Favoriser les entreprises vertueuses dans toutes les interventions de l’État
Mesure 11 : Conditionner les aides publiques aux entreprises à une trajectoire vertueuse
Le gouvernement prévoit de conditionner les aides publiques pour la transition écologique des entreprises à un diagnostic de leur impact environnemental, favorisant ainsi une « éco-transparence » et invitant les entreprises à travailler leur « éco-compétitivité ». Ces diagnostics, adaptés à la taille de chaque entreprise, seront simplifiés et devront prendre en compte non seulement les enjeux climatiques, mais également ceux liés à la biodiversité, tels que la préservation des milieux naturels et l’utilisation responsable des ressources. Les opérateurs chargés de distribuer les aides seront responsables de la mise en œuvre de cette mesure.
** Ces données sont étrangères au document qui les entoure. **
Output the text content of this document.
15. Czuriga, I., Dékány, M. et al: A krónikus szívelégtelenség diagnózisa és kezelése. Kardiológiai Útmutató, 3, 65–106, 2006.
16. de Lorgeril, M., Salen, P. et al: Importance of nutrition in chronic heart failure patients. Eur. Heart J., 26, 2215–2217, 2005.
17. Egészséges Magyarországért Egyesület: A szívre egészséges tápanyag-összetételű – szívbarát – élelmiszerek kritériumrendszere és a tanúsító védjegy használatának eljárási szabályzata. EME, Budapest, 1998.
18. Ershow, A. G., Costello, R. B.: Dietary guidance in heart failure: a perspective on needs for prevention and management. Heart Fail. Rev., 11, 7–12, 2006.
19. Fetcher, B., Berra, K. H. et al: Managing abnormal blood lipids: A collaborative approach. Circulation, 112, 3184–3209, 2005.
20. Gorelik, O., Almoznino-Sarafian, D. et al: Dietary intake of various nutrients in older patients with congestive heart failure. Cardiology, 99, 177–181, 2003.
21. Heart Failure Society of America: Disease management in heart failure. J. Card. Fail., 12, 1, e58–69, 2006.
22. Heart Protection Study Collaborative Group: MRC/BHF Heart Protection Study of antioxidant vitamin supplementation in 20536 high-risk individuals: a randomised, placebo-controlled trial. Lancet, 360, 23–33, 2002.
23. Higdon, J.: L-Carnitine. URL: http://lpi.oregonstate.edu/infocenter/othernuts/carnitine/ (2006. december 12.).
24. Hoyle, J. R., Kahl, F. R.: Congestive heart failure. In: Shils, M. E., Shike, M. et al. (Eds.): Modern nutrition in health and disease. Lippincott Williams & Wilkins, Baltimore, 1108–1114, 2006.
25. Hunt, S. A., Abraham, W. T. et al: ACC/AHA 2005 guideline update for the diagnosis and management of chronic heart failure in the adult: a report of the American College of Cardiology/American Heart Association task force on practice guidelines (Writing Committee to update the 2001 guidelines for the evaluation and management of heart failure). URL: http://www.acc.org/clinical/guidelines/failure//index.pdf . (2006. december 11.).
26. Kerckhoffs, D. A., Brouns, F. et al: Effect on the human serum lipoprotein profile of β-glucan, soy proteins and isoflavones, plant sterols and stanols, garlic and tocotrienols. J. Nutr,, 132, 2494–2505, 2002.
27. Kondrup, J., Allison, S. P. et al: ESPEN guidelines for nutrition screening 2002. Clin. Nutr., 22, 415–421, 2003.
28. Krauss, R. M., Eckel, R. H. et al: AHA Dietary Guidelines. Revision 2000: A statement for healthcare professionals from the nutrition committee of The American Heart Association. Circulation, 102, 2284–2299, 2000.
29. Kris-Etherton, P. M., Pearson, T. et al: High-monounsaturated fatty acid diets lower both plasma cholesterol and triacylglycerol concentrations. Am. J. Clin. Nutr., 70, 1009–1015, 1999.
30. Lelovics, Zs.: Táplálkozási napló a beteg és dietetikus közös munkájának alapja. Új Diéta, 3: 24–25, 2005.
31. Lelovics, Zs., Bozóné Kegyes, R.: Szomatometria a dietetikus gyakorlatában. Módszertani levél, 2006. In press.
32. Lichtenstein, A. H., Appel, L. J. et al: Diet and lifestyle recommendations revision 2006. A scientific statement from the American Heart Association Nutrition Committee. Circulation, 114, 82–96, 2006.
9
Former aux métiers de l’industrie verte
Mesure 14 : Former plus d’ingénieurs et de techniciens en France
Pour répondre au déficit d’ingénieurs, le Gouvernement s’engage à augmenter à 50 000 le nombre d’ingénieurs diplômés en France d’ici la fin du quinquennat. Pour y parvenir, l’État prévoit :
- une hausse de 22 % des places en écoles des Mines-Télécom
- une féminisation des effectifs en écoles des Mines-Télécom
- des ouvertures de places supplémentaires dans les IUT, licences professionnelles, formations en master et doctorats scientifiques
- une mobilisation de France 2030 à hauteur de 700 m€ pour financer des formations en lien avec le verdissement de notre économie et la décarbonation de l’industrie.
Un projet de loi à la hauteur des ambitions de la France ?
Ce projet de loi vise à réduire l’empreinte carbone de l’industrie française de plus de 6 millions de tonnes de CO2 par an, et projette des investissements de plus de 23 mds€ d’ici 2030, assortis de la création de 40 000 emplois directs industriels. Sa priorité affichée est celle de la décarbonation plus que d’autres aspects (économie circulaire, biodiversité) également clé pour le succès de la transition écologique et énergétique en France.
L’avenir nous dira si les incitatifs fiscaux, financiers, académiques et administratifs de ce projet de loi seront à la hauteur de la compétition européenne et américaine pour attirer les investissements de la nouvelle économie verte sur notre territoire.